[英]append row values from one df to another if no duplicates in pandas
I have theses two dfs我有这两个 df
df1 = pd.DataFrame({'pupil': ["sarah", "john", "fred"],
'class': ["1a", "1a", "1a"]})
df2 = pd.DataFrame({'pupil_mixed': ["sarah", "john", "lex"],
'class': ["1a", "1c", "1a"]})
I want to append the row values from the column "pupil_mixed" from df2 to the column "pupil" in df1 if the values are no duplicates如果值不重复,我想将 append 从 df2 的“pupil_mixed”列到 df1 中的“pupil”列的行值
desired outcome:期望的结果:
df1 = pd.DataFrame({'pupil': ["sarah", "john", "fred", 'lex'],
'class': ["1a", "1a", "1a", NaN]})
I used append
with loc
我用
append
和loc
df1 = df1.append(df2.loc[df2['pupil_mixed'] != df1['pupil'] ])

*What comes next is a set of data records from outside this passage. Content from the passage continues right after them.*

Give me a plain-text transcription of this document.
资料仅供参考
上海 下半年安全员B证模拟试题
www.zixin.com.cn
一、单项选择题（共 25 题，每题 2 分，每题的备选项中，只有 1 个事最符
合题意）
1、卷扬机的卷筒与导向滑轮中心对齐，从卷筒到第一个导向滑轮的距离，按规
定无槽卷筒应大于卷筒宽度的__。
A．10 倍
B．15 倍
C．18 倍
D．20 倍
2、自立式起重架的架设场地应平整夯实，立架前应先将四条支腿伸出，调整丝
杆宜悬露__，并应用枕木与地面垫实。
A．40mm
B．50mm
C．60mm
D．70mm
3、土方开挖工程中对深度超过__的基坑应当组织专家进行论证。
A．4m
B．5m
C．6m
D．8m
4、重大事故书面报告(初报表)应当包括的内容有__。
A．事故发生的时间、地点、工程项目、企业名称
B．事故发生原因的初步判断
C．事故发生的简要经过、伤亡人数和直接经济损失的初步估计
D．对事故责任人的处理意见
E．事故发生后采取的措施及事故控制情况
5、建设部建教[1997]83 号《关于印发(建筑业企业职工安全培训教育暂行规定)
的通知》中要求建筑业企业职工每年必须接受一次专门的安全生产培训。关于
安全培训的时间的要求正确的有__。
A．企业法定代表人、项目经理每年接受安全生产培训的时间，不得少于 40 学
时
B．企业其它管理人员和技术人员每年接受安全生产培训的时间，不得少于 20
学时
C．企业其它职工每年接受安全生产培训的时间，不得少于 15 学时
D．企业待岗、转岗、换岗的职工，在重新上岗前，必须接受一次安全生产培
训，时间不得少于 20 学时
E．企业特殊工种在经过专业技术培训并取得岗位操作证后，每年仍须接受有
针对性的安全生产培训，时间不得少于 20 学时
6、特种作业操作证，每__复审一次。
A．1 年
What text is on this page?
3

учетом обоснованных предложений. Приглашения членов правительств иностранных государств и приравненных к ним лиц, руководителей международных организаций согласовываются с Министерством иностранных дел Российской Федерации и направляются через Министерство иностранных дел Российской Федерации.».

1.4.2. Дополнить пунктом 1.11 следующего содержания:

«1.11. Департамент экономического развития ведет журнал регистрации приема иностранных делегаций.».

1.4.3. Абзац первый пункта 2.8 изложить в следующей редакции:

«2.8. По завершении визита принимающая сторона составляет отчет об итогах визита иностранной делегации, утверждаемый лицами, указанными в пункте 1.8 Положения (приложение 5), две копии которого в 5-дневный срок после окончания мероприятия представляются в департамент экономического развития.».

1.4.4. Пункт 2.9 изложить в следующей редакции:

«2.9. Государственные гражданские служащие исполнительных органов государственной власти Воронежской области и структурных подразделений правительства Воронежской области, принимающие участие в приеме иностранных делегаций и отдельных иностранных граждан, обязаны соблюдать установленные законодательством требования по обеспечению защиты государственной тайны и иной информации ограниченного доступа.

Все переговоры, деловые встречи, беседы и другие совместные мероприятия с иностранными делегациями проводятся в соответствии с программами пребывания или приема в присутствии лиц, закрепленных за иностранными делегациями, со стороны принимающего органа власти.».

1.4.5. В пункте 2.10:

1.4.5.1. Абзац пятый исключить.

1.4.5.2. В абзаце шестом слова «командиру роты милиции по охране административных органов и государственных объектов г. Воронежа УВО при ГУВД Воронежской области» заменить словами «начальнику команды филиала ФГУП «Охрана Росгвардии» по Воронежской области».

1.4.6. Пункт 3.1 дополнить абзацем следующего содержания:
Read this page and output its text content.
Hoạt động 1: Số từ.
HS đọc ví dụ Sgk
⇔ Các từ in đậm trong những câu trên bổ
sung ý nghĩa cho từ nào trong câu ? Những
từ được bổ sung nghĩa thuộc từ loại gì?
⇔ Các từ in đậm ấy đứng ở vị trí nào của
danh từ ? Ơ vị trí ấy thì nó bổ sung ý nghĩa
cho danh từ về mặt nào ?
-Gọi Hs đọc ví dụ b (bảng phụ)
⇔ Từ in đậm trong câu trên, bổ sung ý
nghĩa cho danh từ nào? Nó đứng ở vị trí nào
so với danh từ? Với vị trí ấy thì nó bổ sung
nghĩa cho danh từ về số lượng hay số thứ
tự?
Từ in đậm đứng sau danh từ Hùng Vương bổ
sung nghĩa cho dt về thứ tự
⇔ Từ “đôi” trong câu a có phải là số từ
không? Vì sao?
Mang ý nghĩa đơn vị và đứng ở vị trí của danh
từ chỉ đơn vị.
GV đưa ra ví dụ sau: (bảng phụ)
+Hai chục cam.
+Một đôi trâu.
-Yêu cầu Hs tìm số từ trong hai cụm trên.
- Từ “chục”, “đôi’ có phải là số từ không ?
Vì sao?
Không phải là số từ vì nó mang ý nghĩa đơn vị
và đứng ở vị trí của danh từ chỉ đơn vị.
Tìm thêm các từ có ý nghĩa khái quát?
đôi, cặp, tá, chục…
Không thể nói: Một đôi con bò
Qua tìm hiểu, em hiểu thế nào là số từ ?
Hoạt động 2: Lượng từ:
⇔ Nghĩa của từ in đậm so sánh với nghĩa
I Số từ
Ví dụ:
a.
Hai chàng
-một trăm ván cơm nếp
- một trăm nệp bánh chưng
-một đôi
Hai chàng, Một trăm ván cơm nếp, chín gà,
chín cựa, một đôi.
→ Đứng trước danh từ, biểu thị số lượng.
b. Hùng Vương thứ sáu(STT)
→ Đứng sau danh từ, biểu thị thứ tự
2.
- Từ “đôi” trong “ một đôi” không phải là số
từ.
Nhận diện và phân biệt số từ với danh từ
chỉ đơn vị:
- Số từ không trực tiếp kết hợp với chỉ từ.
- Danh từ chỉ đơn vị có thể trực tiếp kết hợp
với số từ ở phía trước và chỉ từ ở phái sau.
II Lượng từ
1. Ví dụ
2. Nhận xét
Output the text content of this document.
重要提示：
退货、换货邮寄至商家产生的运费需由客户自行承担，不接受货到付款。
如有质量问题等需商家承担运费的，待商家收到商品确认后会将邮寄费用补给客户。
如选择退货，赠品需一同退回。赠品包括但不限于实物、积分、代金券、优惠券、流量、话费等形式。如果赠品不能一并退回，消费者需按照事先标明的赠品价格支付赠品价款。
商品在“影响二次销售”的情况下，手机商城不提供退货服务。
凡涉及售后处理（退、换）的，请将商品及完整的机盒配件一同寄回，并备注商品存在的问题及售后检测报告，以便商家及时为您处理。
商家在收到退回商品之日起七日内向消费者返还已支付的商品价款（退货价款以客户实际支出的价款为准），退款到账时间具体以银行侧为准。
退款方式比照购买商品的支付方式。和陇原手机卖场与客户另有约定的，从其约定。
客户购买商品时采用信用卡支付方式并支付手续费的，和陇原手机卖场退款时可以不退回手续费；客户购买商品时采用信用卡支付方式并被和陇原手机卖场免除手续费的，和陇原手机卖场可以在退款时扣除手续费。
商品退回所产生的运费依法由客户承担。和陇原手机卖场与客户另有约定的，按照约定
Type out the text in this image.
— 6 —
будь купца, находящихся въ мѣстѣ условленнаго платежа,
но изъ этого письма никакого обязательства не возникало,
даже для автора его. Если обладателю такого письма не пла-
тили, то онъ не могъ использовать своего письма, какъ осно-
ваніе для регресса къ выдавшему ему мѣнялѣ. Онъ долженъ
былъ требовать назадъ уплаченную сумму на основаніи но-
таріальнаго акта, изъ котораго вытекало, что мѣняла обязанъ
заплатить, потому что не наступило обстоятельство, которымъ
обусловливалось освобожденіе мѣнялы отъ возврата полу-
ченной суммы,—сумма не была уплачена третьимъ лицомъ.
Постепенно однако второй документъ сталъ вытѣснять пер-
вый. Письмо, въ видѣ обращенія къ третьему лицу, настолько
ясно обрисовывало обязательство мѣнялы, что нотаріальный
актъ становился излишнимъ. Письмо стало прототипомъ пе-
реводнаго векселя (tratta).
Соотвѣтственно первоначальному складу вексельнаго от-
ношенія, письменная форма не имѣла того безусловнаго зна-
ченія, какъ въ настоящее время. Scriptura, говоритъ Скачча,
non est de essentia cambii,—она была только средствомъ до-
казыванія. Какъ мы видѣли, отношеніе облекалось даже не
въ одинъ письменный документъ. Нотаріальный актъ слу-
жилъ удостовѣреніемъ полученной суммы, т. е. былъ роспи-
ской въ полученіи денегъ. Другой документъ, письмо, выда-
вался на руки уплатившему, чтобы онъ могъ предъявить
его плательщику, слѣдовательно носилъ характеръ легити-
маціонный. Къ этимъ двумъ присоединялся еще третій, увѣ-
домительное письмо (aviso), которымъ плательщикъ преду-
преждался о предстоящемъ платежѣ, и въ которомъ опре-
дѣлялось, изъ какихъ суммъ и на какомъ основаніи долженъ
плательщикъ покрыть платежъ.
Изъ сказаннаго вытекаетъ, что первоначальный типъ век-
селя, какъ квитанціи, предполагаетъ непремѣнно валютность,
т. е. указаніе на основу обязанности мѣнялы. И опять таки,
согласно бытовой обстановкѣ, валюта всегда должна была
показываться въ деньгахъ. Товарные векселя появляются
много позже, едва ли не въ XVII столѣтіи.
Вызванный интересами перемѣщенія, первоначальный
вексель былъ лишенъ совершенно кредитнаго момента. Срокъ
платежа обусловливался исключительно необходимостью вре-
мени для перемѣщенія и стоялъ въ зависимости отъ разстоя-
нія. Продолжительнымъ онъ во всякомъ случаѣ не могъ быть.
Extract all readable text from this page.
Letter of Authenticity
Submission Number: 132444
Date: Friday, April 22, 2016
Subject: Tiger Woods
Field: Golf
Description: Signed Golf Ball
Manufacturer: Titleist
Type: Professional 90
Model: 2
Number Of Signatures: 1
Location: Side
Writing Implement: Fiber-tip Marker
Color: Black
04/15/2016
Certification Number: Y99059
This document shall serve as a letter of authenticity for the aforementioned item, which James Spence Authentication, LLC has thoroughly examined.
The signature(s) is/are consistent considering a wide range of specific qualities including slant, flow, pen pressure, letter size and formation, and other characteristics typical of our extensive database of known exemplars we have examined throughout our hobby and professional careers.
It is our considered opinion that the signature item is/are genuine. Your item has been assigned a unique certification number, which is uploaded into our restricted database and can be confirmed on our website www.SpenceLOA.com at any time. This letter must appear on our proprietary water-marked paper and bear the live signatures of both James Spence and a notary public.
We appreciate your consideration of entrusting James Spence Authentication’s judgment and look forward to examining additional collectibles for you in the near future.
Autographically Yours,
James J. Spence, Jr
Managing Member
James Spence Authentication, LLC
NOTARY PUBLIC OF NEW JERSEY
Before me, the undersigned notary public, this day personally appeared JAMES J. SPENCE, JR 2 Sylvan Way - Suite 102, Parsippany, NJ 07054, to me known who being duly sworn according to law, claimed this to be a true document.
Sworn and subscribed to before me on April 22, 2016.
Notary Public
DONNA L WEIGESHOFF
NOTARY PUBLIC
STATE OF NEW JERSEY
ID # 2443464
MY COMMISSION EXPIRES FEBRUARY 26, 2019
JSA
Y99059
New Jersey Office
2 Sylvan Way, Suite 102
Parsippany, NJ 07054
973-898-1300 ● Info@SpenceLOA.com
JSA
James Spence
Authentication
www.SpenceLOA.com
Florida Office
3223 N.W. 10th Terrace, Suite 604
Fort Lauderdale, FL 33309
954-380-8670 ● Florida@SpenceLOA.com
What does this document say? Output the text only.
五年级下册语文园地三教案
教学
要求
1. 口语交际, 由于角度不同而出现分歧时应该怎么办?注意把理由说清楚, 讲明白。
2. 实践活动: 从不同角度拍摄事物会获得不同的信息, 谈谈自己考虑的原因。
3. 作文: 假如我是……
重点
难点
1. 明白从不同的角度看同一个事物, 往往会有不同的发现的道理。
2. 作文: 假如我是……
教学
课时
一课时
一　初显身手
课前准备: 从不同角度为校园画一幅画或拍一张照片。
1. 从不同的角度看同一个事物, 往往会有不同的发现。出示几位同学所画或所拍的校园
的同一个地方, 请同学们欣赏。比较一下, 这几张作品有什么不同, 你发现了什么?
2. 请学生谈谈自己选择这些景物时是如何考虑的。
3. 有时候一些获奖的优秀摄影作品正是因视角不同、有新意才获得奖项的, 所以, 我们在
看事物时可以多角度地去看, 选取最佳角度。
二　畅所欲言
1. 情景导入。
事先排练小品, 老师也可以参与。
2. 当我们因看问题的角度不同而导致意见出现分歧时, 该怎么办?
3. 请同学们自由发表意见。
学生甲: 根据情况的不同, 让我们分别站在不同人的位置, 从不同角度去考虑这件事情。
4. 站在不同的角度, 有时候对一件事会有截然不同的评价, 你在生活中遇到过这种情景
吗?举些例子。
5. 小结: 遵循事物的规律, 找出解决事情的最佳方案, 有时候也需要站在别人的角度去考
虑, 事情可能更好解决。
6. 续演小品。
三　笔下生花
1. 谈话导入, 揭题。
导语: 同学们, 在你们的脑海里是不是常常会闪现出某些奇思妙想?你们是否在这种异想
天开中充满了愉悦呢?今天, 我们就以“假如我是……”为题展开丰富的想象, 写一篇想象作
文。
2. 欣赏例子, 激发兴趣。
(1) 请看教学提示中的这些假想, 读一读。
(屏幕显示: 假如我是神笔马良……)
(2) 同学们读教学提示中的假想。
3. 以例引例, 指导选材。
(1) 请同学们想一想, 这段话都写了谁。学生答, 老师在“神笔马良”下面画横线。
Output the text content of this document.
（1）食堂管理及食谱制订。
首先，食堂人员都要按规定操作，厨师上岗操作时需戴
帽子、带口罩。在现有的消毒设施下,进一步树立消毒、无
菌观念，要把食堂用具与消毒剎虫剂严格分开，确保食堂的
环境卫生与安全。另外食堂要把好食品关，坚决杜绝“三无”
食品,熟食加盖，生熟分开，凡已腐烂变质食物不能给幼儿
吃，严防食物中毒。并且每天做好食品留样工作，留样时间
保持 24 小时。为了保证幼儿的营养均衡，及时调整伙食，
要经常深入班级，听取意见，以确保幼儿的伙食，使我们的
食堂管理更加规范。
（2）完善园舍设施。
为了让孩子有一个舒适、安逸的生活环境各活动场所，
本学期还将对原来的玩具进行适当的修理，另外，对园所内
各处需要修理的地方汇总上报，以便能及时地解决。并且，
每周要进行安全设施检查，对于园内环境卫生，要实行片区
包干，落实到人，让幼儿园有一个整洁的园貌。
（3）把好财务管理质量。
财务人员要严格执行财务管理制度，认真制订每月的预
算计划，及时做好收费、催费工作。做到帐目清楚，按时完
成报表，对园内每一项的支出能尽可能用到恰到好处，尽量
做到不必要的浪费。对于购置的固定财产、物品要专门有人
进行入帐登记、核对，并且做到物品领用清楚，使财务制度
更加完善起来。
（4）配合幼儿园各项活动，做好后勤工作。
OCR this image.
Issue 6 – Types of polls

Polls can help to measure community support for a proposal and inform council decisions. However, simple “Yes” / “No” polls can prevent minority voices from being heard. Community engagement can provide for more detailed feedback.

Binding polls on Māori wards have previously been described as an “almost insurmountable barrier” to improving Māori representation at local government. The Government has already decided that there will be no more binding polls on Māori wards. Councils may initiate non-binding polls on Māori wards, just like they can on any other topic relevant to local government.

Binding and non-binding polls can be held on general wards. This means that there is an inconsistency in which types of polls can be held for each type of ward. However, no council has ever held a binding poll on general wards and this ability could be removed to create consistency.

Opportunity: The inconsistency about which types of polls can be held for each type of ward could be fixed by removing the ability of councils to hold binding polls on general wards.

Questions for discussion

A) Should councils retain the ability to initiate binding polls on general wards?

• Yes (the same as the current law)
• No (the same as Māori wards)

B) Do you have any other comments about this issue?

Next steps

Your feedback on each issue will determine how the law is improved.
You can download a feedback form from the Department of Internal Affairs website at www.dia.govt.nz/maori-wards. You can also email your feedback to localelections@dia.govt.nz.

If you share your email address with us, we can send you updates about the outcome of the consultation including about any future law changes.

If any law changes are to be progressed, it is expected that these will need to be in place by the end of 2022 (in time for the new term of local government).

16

which just appended the other column to the df with the matching row value and changed the non matching row values to NaN它只是将另一列附加到具有匹配行值的 df,并将不匹配的行值更改为 NaN
pupil class pupil_mixed
0 sarah 1a NaN
1 john 1a NaN
2 fred 1a NaN
2 NaN 1a lex
You could use concat + drop_duplicates :您可以使用concat + drop_duplicates :
res = pd.concat((df1, df2['pupil_mixed'].to_frame('pupil'))).drop_duplicates('pupil')
print(res)
Output Output
pupil class
0 sarah 1a
1 john 1a
2 fred 1a
2 lex NaN
As an alternative you could filter first (with isin ) and then concat:作为替代方案,您可以先过滤(使用isin )然后连接:
# filter the rows in df2, rename the column pupil_mixed
filtered = df2.loc[~df2['pupil_mixed'].isin(df1['pupil'])]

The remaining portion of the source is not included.